How important do you think that the Rural Women’s Network, and the Networker magazine, was in those years?
Hugely. Well hugely important. I just think the way it got women together and made them feel free to talk, to give them the confidence to talk about things. I mean when I talk about child sexual abuse, that wasn’t talked about until the 1980s and then the lid came off and Child Protection, which we took over as a government department, came into focus. When I was given it in Community Services, I got a budget of four million. Within a year, we had to have fourteen million and you know, thus it’s gone on, it’s hundreds of millions now. But those things were not talked about previously. They were absolutely silenced until that lid came off and it really blew off. Those things weren’t talked about before though, particularly domestic violence because there was a degree of shame about domestic violence that we had to try and break down. And it was a major issue for rural women.

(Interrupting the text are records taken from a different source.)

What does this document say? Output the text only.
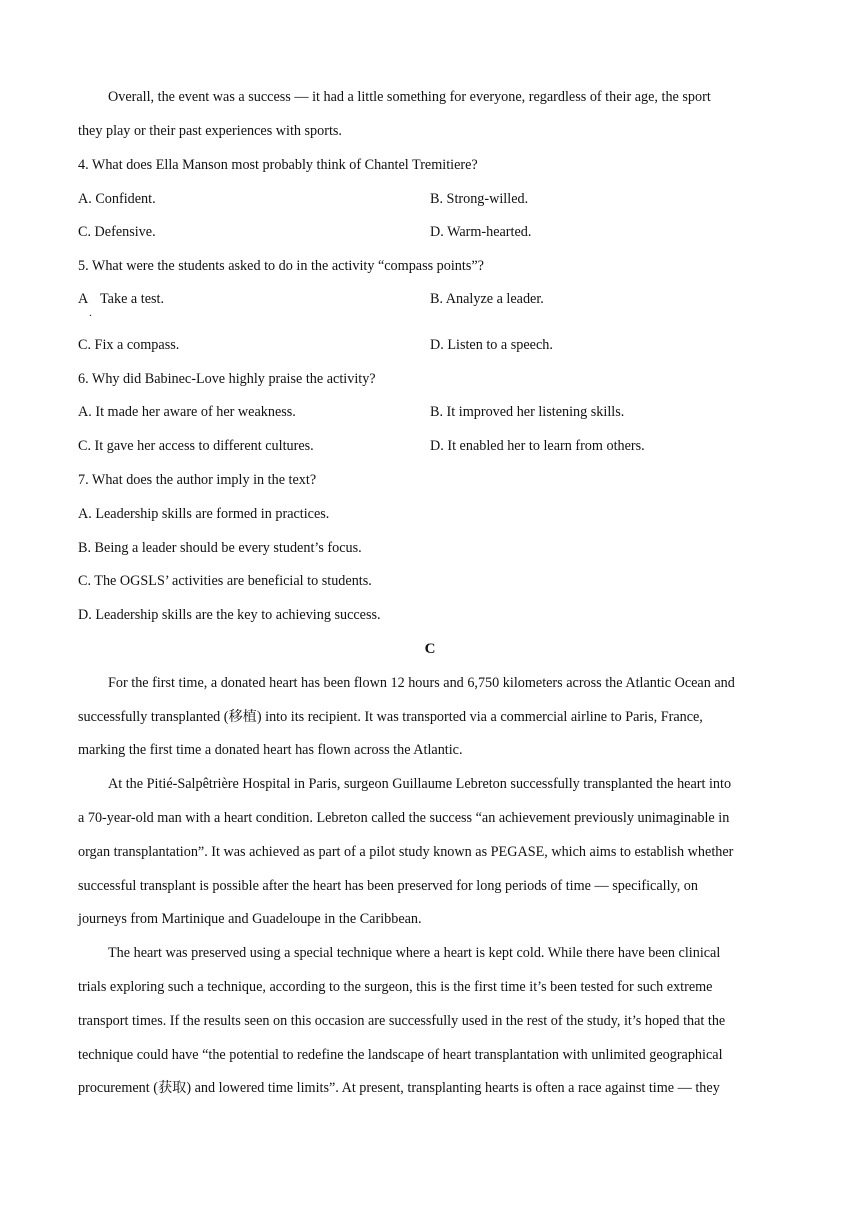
Overall, the event was a success — it had a little something for everyone, regardless of their age, the sport
they play or their past experiences with sports.
4. What does Ella Manson most probably think of Chantel Tremitiere?
A. Confident.	B. Strong-willed.
C. Defensive.	D. Warm-hearted.
5. What were the students asked to do in the activity “compass points”?
A
.
Take a test.	B. Analyze a leader.
C. Fix a compass.	D. Listen to a speech.
6. Why did Babinec-Love highly praise the activity?
A. It made her aware of her weakness.	B. It improved her listening skills.
C. It gave her access to different cultures.	D. It enabled her to learn from others.
7. What does the author imply in the text?
A. Leadership skills are formed in practices.
B. Being a leader should be every student’s focus.
C. The OGSLS’ activities are beneficial to students.
D. Leadership skills are the key to achieving success.
C
For the first time, a donated heart has been flown 12 hours and 6,750 kilometers across the Atlantic Ocean and
successfully transplanted (移植) into its recipient. It was transported via a commercial airline to Paris, France,
marking the first time a donated heart has flown across the Atlantic.
At the Pitié-Salpêtrière Hospital in Paris, surgeon Guillaume Lebreton successfully transplanted the heart into
a 70-year-old man with a heart condition. Lebreton called the success “an achievement previously unimaginable in
organ transplantation”. It was achieved as part of a pilot study known as PEGASE, which aims to establish whether
successful transplant is possible after the heart has been preserved for long periods of time — specifically, on
journeys from Martinique and Guadeloupe in the Caribbean.
The heart was preserved using a special technique where a heart is kept cold. While there have been clinical
trials exploring such a technique, according to the surgeon, this is the first time it’s been tested for such extreme
transport times. If the results seen on this occasion are successfully used in the rest of the study, it’s hoped that the
technique could have “the potential to redefine the landscape of heart transplantation with unlimited geographical
procurement (获取) and lowered time limits”. At present, transplanting hearts is often a race against time — they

Were there any challenges for you in working with rural women – any obstacles or roadblocks?
Look, there may be people who tell you that there were, but I don’t remember any. The Rural Women’s Movement was a wondrous thing that we had actually created and it just took off and it behaved sensibly. For two and a half years I was Minister for Health at a time when there was a hospital crisis, a cancer crisis, a crisis about absolutely everything you could think of and every hospital in the state was agitating for beds and neo-natal cots etc. So, to me, the Rural Women’s Network was just such a pleasure to be with those women who looked for satisfactory, grounded solutions to everything. You know? Nobody seemed to be deliberately negative. I mean, if they were a bit critical of the way government was doing it, they’d tell us in a nice kind of way, so that we could pick it up and take it back to our colleagues and hopefully effect some change.
What were the successes of the Rural Women’s Movement?
Well, gradual recognition in public life, the number of women in local government. In the time that I was on the Collingwood Council we went from one to five, out of fifteen, because we consciously tried to build up that council with women, just as now there is a conscious attempt to build up State and Federal Parliament with women. So I just think that the presence of women in public life is a benefit to public life. That’s not saying of course that we’ve got all the answers, far from it. Many of the men I worked with I think were much brighter than I was, but they weren’t always as balanced and they weren’t always good listeners to the same degree. Some were, a couple were just as good at listening, but I mean I would say I was a really good listener and I think that’s the job you have to do as a minister. I think all these women, who are now stepping into public positions must be gradually improving the polity, they must be.